Wreszcie dziś się skończyły licytacje dla małego Patryka. Pewnie zastanawiacie się czemu napisałam wreszcie, skoro najpierw sama Was zapraszałam, prosiłam o udostępnienie, fanty itd. Wreszcie, ponieważ za moją dobroć spotkała mnie naprawdę duża przykrość. To ja zaproponowałam rodzicom Patryka pomoc. Matka dziecka od początku wiedziała jaka jest moja sytuacja, że mam dwójkę małych dzieci, że mąż jest kierowcą pracuje do wieczora, a czasem nawet co drugi dzień jest w domu. Oferowała swoją pomoc. Poprosiłam tylko raz by wyjaśniła kobiecie jak ma zainstalować grę, którą sama podarowała i wtedy się zaczęło... Dowiedziałam się,że ona nie ma czasu, rozumiem, że siedzi z dzieckiem w szpitalu, ale naprawdę non stop była dostępna na FB, więc czy nie miała chwili by wyjaśnić sprawę? Napisała, mi że kobieta ma sobie poszukać kodów na necie, ona nie ma czasu, a ja mam tą sprawę załatwić, ja mam zdrowie dzieci, więc czas mam. Mam swoje sprawy, swoje domowe obowiązki, swoje zainteresowana i zobowiązania chociażby wobec Was i zabaw na które się zapisałam, a mimo to poświęcałam kilka godzin dziennie na prowadzenie tego bazarku, wysyłałam setki próśb o udostępnienie, dołączenie, o fanty, jak nie było co wystawiać musiałam kupić, przedmioty zapakować i zawieźć wózkiem na pocztę i na swój koszt wysłać. W pewnym momencie zostałam z tym wszystkim całkiem sama, choć od początku miałyśmy być we trzy... Najważniejsze to jednak mimo wszystko powinna być moja rodzina, a mąż miał pretensje, że tyle wieczorów na to poświęciłam, dziecko mi się pytało kiedy skończę grać na komputerze.
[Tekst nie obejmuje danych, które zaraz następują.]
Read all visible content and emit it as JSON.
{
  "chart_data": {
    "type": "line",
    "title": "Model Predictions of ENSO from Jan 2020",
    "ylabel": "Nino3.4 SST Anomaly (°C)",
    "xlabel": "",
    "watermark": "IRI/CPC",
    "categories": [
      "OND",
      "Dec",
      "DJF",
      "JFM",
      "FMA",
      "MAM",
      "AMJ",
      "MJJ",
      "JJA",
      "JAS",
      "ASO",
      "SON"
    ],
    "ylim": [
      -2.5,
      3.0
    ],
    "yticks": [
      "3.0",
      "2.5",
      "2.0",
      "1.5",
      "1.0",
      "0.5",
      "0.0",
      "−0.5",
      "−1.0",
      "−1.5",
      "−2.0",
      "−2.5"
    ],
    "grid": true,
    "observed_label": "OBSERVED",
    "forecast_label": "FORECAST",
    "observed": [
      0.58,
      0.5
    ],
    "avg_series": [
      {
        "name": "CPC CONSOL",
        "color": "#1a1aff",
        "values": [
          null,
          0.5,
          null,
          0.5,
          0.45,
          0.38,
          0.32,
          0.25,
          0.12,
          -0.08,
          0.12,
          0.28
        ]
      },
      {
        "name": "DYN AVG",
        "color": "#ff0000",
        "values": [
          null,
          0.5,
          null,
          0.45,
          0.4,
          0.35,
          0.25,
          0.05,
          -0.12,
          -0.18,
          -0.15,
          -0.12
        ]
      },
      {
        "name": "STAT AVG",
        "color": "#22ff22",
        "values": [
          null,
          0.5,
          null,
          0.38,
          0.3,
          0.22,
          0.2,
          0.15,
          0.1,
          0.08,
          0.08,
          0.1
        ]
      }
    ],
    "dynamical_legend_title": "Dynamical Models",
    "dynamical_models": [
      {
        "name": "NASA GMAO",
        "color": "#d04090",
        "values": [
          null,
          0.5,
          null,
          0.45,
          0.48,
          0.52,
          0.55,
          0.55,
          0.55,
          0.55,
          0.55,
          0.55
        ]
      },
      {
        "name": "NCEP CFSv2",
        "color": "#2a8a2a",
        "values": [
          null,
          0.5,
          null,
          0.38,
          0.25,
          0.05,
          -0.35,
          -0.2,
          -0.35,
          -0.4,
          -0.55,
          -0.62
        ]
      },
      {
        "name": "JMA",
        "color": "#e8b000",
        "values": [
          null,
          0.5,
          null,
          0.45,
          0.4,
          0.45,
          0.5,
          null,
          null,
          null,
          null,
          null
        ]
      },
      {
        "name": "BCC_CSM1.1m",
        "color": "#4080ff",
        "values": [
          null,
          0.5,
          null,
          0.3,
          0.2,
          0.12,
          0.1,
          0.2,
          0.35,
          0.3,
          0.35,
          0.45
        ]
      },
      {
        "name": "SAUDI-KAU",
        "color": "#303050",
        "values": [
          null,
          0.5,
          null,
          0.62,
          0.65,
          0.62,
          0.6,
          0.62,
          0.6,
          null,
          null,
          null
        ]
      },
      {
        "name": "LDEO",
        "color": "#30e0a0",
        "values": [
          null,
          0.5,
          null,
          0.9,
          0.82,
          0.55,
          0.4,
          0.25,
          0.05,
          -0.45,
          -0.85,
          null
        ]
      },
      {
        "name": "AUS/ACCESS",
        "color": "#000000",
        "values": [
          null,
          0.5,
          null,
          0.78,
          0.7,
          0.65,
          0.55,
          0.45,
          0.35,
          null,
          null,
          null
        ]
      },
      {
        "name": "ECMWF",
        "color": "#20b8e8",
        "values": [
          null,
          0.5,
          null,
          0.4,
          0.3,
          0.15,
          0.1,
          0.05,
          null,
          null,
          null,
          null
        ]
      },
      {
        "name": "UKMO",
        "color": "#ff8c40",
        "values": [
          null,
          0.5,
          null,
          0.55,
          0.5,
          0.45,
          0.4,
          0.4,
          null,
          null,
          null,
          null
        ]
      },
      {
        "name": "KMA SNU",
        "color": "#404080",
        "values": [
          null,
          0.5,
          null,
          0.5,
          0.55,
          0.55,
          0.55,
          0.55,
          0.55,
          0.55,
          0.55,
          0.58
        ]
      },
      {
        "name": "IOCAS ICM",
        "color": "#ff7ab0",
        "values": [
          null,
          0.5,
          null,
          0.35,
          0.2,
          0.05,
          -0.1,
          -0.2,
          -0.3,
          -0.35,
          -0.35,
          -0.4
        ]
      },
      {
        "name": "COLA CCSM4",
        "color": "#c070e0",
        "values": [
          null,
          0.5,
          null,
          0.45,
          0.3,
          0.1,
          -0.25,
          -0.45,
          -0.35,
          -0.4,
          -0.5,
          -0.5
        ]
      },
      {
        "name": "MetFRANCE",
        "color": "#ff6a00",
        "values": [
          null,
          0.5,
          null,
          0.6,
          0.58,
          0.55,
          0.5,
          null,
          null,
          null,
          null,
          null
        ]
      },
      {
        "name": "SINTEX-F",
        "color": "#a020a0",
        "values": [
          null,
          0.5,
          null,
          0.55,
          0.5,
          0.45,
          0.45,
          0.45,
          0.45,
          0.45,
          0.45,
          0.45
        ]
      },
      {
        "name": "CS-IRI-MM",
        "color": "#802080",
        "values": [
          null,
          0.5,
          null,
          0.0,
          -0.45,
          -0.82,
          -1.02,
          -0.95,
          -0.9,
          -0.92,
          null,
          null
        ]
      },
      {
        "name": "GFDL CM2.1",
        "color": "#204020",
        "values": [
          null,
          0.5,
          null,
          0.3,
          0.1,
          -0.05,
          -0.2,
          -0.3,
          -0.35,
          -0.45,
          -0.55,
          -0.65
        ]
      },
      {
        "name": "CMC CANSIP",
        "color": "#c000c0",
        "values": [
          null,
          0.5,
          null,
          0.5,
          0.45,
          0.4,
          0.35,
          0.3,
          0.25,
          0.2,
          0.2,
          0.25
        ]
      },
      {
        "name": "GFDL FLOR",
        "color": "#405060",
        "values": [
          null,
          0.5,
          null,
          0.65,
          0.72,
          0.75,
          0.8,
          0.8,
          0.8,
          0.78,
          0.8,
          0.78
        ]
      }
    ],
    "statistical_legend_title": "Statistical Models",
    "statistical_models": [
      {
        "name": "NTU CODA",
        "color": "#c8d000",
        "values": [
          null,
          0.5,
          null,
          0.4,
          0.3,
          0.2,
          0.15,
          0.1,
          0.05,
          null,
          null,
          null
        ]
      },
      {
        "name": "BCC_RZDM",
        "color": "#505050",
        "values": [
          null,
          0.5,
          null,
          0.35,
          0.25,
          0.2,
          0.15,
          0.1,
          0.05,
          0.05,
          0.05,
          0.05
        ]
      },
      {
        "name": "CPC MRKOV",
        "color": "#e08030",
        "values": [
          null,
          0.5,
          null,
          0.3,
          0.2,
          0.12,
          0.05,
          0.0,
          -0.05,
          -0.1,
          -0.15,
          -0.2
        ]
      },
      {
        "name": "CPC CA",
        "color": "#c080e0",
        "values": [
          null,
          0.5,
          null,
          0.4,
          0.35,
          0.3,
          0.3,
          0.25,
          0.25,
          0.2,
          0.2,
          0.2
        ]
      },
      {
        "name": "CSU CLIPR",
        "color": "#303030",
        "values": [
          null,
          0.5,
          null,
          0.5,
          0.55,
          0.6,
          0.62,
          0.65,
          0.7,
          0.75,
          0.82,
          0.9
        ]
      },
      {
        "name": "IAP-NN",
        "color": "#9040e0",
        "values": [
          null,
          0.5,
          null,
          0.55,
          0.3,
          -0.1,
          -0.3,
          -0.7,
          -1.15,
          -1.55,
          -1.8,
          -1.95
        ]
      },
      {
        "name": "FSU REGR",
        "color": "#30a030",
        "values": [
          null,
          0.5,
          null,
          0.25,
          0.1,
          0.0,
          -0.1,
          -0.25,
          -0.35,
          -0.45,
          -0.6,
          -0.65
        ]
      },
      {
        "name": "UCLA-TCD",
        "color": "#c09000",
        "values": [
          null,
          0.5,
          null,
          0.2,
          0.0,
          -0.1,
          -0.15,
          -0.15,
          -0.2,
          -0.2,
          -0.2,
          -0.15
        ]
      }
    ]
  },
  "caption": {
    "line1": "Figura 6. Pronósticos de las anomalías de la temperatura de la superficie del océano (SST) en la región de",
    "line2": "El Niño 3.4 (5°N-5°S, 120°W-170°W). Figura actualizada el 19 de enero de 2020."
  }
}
Matka Patryka była bardzo roszczeniową osobą, traktowała mnie jak pracownika na etacie, potrafiła dzwonić w sobotę czy niedzielę wieczorem po 21, bo chciała non stop coś na już i wciąż od niej słyszałam "żeby to dobrze poszło" "żeby dużo kasy z tego było". Ogólnie od słowa do słowa, jak jej napisałam ile ja zrobiłam dla tej akcji, to dowiedziałam się, że powinnam się z nią zamienić i wejść w jej buty....czyli mieć dziecko chore na raka....mało tego zostałam jeszcze obgadana przez innymi "onkomamami", a na końcu jak kuzynka pojechała odwieźć fanty te niesprzedane do teściów Sylwii - dziadków Patryka, którzy mieszkają u mnie na wsi były jeszcze pretensje, że po co się w ogóle za to brałam... Po to by Patryk miał 5677zł na worki stomijne,na kosmetyki itd... Po to....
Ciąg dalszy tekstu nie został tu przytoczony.